I have a rule not to post anything political or controversial here, but in this case I will not only make an exception, I’ll get downright preachy about it. Today and tomorrow the Superior Court will discuss California’s ban on same-sex marriage and the federal Defense of Marriage Act, which denies federal benefits to same-sex couples married in the nine states where such unions are legal. I pray that our country’s judicial representatives will, quite simply, do the right thing in their subsequent rulings on these cases.

When my brother Tim, who passed away over nine years ago, told me he was gay, I remember thinking: “Thank God.” He was so private, never had a girlfriend, and I feared he would never experience true love in his life. Turned out his hopes in this area were pretty much the same as mine: To have one committed partner to spend the rest of his life with and also, someday, to have children. During his final days, he shared with me his lifelong desire to be a father. He wondered what kind of dad he would've been. I have the answer to that one: A kind, decent, and loving one who would have read a lot of parenting books and taken his kids on many camping trips! If anyone out there thinks I’m a halfway decent mom, I can tell you he would have run circles around me in the parenting department!

I am a Christian. And for a time I was a member of a fundamentalist church that believed being gay was wrong according to the teachings of the bible. My brother was also a believer and sought his answers in that very bible (flawed as it is) — yet my church would not have accepted him as a member or allowed him to serve the congregation in any capacity. I have a problem with that.

The same narrow-minded thinking has reigned supreme in large segments of our society as well as our judicial system for centuries.
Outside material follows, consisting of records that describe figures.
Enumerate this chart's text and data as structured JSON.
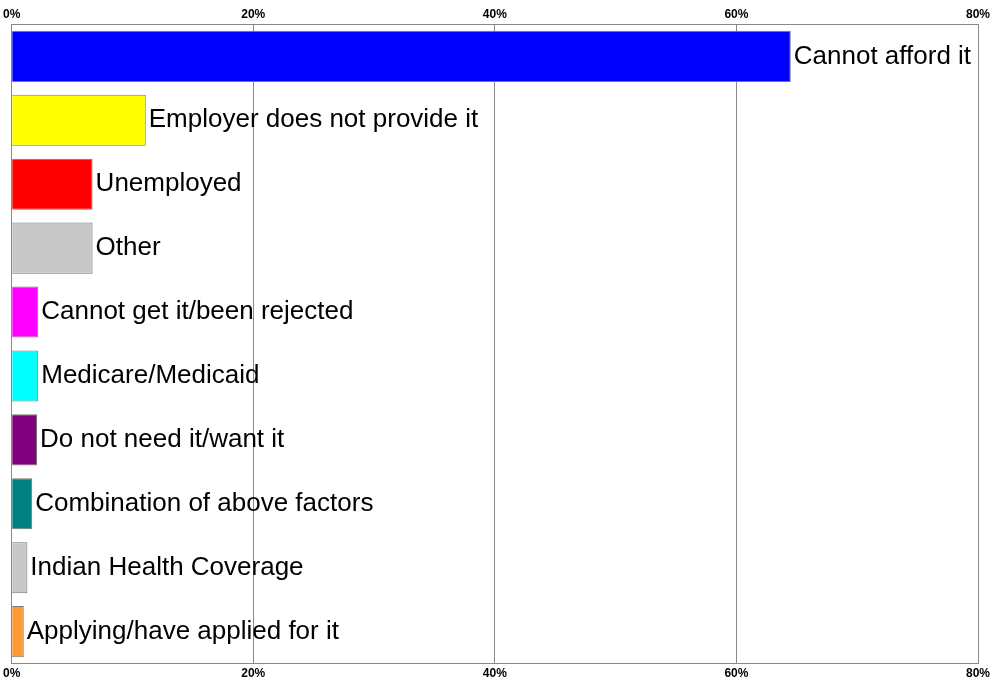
{
  "chart_data": {
    "type": "bar",
    "orientation": "horizontal",
    "categories": [
      "Cannot afford it",
      "Employer does not provide it",
      "Unemployed",
      "Other",
      "Cannot get it/been rejected",
      "Medicare/Medicaid",
      "Do not need it/want it",
      "Combination of above factors",
      "Indian Health Coverage",
      "Applying/have applied for it"
    ],
    "values": [
      64.5,
      11.1,
      6.7,
      6.7,
      2.2,
      2.2,
      2.1,
      1.7,
      1.3,
      1.0
    ],
    "colors": [
      "#0000ff",
      "#ffff00",
      "#ff0000",
      "#c8c8c8",
      "#ff00ff",
      "#00ffff",
      "#800080",
      "#008080",
      "#c8c8c8",
      "#ff9933"
    ],
    "xlim": [
      0,
      80
    ],
    "xticks": [
      {
        "value": 0,
        "label": "0%"
      },
      {
        "value": 20,
        "label": "20%"
      },
      {
        "value": 40,
        "label": "40%"
      },
      {
        "value": 60,
        "label": "60%"
      },
      {
        "value": 80,
        "label": "80%"
      }
    ],
    "x2lim": [
      0,
      80
    ],
    "x2ticks": [
      {
        "value": 0,
        "label": "0%"
      },
      {
        "value": 20,
        "label": "20%"
      },
      {
        "value": 40,
        "label": "40%"
      },
      {
        "value": 60,
        "label": "60%"
      },
      {
        "value": 80,
        "label": "80%"
      }
    ],
    "grid": "x",
    "legend": false
  }
}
I attended my sister’s wedding last year. The current powers that be tell me that she and I are entitled to the benefits of the institution of marriage but my brother is not — simply because of the gender of whom he loves. It’s analogous to putting black people at the back of the bus! We do not "choose" being gay or straight any more than we choose the color of our own skin. It is high time we, as a society, right this wrong and I am praying that the Superior Court will take the first step in doing just that this week.